Hive Functions: Built-in & UDF [User Defined Functions] Example


Functions are built for a specific purpose to perform operations like Mathematical, arithmetic, logical, and relational on the operands of table column names.

Built-in functions

These are functions that are already available in Hive. First, we have to check the application requirement, and then we can use these built-in functions in our applications. We can call these functions directly in our application.

The syntax and types are mentioned in the following section.

Types of Built-in Functions in HIVE

  • Collection Functions
  • Date Functions
  • Mathematical Functions
  • Conditional Functions
  • String Functions
  • Misc. Functions

Collection Functions

These functions are used for collections. Collections mean the grouping of elements and returning single or array of elements depends on return type mentioned in function name.
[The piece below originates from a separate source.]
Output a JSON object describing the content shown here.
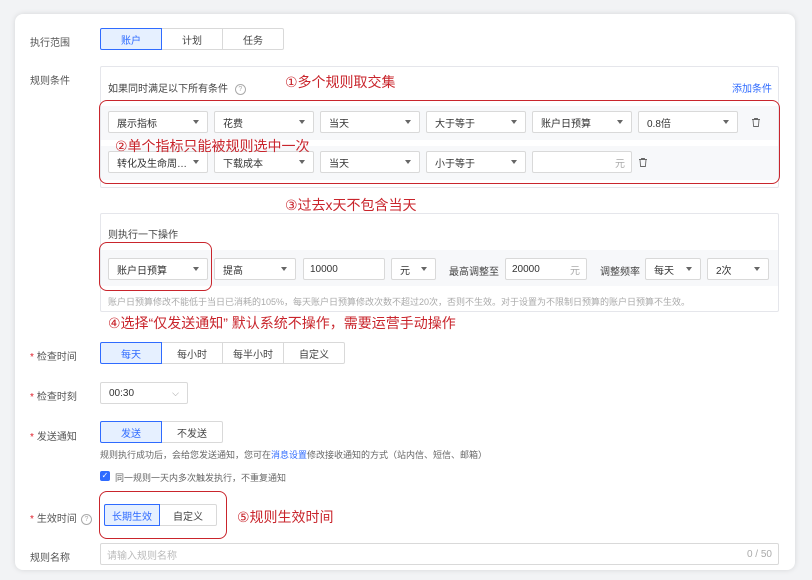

Return Type Function Name Description
INT size(Map<K.V>) It will fetch and give the components number in the map type
INT size(Array<T>) It will fetch and give the elements number in the array type
Array<K> Map_keys(Map<K.V>) It will fetch and gives an array containing the keys of the input map. Here array is in unordered
Array<V> Map_values(Map<K.V>) It will fetch and gives an array containing the values of the input map. Here array is in unordered
Array<t> Sort_array(Array<T>) sorts the input array in ascending order of array and elements and returns it

Date Functions

These are used to perform Date Manipulations and Conversion of Date types from one type to another type:

Function Name Return Type Description
Unix_Timestamp() BigInt We will get current Unix timestamp in seconds
To_date(string timestamp) string It will fetch and give the date part of a timestamp string:
year(string date) INT It will fetch and give the year part of a date or a timestamp string
quarter(date/timestamp/string) INT It will fetch and give the quarter of the year for a date, timestamp, or string in the range 1 to 4
month(string date) INT It will give the month part of a date or a timestamp string
hour(string date) INT It will fetch and gives the hour of the timestamp
minute(string date) INT It will fetch and gives the minute of the timestamp
Date_sub(string starting date, int days) string It will fetch and gives Subtraction of number of days to starting date
Current_date date It will fetch and gives the current date at the start of query evaluation
LAST _day(string date) string It will fetch and gives the last day of the month which the date belongs to
trunc(string date, string format) string It will fetch and gives date truncated to the unit specified by the format.

Supported formats in this :

MONTH/MON/MM, YEAR/YYYY/YY.

Mathematical Functions

These functions are used for Mathematical Operations. Instead of creatingUDFs , we have some inbuilt mathematical functions in Hive.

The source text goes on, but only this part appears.